By the way, what was that truck doing on the recce in Australia?
Here’s what FIA released after the meeting.
FIA OUTLINES PLAN FOR IMPROVEMENT OF RALLY SAFETY FOLLOWING URGENT MEETING
Jean Todt, FIA President, yesterday chaired an extraordinary meeting with the Presidents of the FIA Commissions involved in rally safety.
Those in attendance included:
– Gérard Saillant, Medical Commission
– Ari Vatanen, Closed Road Commission
– Carlos Barbosa, WRC Commission
– Peter Wright, Safety Commission
– Arman Barfull, Rally Commission
– Richard Schilling, Cross Country Rally Commission
– Carlos Gracia Fuertes, President, RFEDA (Spanish ASN)
– Michèle Mouton, WRC Manager
As part of the meeting, the recent tragic accidents in all levels of rallying were reviewed.
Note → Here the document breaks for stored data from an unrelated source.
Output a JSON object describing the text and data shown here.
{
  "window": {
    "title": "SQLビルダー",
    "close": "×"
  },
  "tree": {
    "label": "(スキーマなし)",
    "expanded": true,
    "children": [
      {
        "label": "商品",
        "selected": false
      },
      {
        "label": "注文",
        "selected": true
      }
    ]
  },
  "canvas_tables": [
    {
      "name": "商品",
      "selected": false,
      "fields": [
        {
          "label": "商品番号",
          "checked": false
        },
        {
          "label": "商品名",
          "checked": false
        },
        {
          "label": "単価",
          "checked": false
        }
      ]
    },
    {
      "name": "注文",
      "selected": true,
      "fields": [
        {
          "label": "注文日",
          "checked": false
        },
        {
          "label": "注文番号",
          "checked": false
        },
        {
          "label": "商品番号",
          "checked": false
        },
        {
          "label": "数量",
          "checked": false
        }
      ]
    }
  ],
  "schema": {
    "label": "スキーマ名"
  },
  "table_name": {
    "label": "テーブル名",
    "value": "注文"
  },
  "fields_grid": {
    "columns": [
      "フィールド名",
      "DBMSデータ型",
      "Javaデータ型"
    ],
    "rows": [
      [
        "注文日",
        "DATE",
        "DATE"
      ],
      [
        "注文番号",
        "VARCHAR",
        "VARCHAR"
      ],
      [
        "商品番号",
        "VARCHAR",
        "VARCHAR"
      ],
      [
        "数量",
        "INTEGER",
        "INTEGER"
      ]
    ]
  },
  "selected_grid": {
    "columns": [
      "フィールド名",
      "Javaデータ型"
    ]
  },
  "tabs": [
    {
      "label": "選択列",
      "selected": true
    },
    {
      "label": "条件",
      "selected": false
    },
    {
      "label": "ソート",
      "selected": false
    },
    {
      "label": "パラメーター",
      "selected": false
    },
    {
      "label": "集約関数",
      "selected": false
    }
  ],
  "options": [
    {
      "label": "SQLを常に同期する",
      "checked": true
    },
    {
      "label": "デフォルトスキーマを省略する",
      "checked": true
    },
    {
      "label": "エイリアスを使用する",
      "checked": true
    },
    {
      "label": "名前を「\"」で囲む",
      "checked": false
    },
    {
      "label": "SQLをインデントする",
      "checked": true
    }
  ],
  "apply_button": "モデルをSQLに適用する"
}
Following this process, the meeting assessed a range of new measures that could support and strengthen the efforts of organizers regarding the safety of spectators, drivers and officials.
As a result of that assessment, the FIA will develop a comprehensive action plan that will incorporate:
1. Reinforcement to all authorities responsible for the organization of rallies of the heightened danger in running rallies outside of the basic framework of the FIA guidelines for spectator and vehicle safety.
2. In conjunction with National Sport Authorities (ASNs) and rally organizers, introduce measures seeking to increase the reach and impact of educational programs for spectator safety.
3. The creation of a dedicated task force of FIA experts, which will be available to support ASNs and rally organizers and assist them in the implementation of the preferred Safety guidelines.
The aim of the action plan is to have a positive influence in rally safety around the world, from local grass roots events through to the pinnacle of the sport at World Rally Championship level.
At the recent Rallye Deutschland, the FIA released a safety video encouraging all rally spectators to be aware of their role in safely attending events.